Por Alexandre Santini
A luta do setor cultural pela Lei Aldir Blanc atravessou todo o ano de 2020. Após aprovação no Congresso Nacional no mês de junho em tempo recorde, fruto de grande mobilização nacional, os percalços começaram já no processo de sanção presidencial e regulamentação federal. Ao todo, este processo levou cerca de 90 dias, demora injustificável para uma política emergencial. Apesar da enorme mobilização e dos resultados expressivos na transferência dos recursos a estados e municípios (atingindo a quase totalidade dos R$3 bilhões previstos na Lei), os prazos apertados e as inúmeras dificuldades das gestões locais tornaram muito complexa a chegada efetiva destes recursos aos seus beneficiários em tempo tão curto.
Nas últimas semanas, foram intensos os esforços de parlamentares, gestores públicos de cultura e agentes culturais de todo o país que se mobilizaram exigindo uma prorrogação dos prazos de execução de da Lei Aldir Blanc que conseguisse abranger todo o volume de recursos transferidos aos entes federados em 2020.
Lamentavelmente não foi esta a decisão do governo federal. A MP sancionada e publicada prorroga os prazos, mas afirma que “ serão considerados apenas os recursos que tenham sido empenhados e inscritos em restos a pagar pelo ente responsável no exercício 2020.” Esta redação restringe bastante as possibilidades da prorrogação. Na sequência, um parágrafo único estabelece que, nos empenhos, deverá constar já o nome dos beneficiários - pessoas ou grupos aprovados em processos seletivos- que irão receber os recursos. Os valores não enquadrados nessas categorias terão que ser devolvidos ao Tesouro Nacional após o dia 31 de dezembro de 2020.
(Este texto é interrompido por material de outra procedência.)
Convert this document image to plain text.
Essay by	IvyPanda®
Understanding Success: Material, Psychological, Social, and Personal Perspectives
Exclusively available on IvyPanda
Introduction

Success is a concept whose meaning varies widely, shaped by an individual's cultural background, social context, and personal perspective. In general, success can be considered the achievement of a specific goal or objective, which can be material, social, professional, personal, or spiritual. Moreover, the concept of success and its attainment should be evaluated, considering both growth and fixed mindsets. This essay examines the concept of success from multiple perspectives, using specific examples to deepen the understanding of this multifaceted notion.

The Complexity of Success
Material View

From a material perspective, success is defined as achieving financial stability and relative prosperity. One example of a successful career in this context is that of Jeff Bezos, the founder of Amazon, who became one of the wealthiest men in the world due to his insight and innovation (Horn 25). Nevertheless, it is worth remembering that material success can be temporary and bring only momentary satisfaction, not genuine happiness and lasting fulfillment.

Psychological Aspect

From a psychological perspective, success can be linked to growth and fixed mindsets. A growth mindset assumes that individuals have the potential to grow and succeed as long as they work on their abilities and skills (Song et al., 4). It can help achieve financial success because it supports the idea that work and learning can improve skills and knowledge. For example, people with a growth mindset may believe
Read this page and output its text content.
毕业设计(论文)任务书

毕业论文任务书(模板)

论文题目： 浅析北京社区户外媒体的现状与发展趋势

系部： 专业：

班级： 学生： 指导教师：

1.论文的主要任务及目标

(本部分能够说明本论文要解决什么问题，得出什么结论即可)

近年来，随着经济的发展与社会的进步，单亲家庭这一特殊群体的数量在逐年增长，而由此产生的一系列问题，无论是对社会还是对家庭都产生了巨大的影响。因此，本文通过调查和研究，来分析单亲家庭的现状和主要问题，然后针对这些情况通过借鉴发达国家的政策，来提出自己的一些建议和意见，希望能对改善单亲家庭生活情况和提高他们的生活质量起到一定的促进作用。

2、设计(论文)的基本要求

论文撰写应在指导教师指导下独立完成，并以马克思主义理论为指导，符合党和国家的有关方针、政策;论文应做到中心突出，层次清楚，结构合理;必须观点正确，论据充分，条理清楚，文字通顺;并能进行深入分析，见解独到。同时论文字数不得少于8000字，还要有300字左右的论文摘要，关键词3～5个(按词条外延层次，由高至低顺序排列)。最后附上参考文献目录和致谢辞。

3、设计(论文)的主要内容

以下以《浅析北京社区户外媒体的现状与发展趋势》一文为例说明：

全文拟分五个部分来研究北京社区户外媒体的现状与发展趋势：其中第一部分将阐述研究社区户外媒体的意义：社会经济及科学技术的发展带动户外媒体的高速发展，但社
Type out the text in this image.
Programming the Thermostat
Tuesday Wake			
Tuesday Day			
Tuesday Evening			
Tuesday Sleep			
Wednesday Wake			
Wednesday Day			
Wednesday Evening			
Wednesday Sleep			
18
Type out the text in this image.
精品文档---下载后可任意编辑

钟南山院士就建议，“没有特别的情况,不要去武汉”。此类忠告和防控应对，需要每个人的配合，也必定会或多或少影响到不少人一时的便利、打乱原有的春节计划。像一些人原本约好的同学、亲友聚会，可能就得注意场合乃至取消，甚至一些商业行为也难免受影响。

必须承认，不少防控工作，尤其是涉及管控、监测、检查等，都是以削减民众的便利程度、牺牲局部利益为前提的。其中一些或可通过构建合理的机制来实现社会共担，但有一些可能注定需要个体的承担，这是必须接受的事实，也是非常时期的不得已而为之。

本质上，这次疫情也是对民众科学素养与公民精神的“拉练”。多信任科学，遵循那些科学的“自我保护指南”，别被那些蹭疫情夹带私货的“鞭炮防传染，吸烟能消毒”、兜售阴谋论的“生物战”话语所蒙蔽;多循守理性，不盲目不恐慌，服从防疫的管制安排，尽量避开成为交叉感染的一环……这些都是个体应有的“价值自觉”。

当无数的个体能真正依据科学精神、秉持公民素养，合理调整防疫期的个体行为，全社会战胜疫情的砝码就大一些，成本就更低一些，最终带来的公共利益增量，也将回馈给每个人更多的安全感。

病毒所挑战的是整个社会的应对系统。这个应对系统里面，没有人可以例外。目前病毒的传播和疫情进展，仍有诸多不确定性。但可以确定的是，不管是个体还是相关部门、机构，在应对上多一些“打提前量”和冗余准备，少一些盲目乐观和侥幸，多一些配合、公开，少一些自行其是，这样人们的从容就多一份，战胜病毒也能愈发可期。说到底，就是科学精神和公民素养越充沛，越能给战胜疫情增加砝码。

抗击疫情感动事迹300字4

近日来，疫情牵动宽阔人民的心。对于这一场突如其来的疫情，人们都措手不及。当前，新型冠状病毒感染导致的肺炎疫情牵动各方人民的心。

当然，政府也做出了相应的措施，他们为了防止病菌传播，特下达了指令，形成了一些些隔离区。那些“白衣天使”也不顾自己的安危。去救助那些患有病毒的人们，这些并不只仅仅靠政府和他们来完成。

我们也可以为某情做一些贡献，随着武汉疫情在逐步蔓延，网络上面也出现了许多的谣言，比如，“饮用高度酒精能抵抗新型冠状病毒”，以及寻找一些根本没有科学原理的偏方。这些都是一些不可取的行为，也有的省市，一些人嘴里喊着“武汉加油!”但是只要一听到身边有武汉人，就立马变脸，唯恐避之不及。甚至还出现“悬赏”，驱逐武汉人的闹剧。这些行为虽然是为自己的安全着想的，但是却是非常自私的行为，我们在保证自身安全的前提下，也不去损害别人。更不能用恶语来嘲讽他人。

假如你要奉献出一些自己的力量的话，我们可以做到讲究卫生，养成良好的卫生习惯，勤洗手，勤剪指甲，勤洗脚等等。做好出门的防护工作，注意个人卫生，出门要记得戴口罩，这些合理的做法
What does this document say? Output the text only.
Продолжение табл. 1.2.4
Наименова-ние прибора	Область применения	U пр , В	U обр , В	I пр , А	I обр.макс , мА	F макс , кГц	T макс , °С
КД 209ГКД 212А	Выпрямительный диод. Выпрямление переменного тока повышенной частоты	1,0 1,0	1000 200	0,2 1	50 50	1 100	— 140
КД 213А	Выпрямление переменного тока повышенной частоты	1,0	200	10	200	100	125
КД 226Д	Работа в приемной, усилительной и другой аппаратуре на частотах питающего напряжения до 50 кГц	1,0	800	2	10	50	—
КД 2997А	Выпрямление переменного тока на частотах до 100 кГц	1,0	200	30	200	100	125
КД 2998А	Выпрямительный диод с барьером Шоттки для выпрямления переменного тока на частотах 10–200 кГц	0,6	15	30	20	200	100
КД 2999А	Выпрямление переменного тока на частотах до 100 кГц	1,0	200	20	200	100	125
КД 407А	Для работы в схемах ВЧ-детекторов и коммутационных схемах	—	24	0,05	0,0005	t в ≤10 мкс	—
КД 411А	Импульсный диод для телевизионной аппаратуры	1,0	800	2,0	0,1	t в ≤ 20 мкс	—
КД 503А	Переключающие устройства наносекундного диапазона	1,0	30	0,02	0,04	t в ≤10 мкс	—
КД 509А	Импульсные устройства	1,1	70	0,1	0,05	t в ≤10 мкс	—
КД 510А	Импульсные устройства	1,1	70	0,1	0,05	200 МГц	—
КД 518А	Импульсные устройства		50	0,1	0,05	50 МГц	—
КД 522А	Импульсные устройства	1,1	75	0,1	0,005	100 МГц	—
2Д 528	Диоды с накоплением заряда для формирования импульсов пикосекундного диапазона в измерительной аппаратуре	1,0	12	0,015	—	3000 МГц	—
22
Na prática, esse dispositivo impede a realização de novos editais em 2021, bem como dificulta a reprogramação da utilização de recursos, pelos estados, das verbas não empregadas pelos municípios. O problema se torna mais grave nas cidades menores e no interior do país. Mais uma vez, o que se perde com esta decisão é a possibilidade de ampliar a descentralização da distribuição dos recursos de fomento à cultura no Brasil. Perde o Sistema Nacional de Cultura e perde a sociedade brasileira.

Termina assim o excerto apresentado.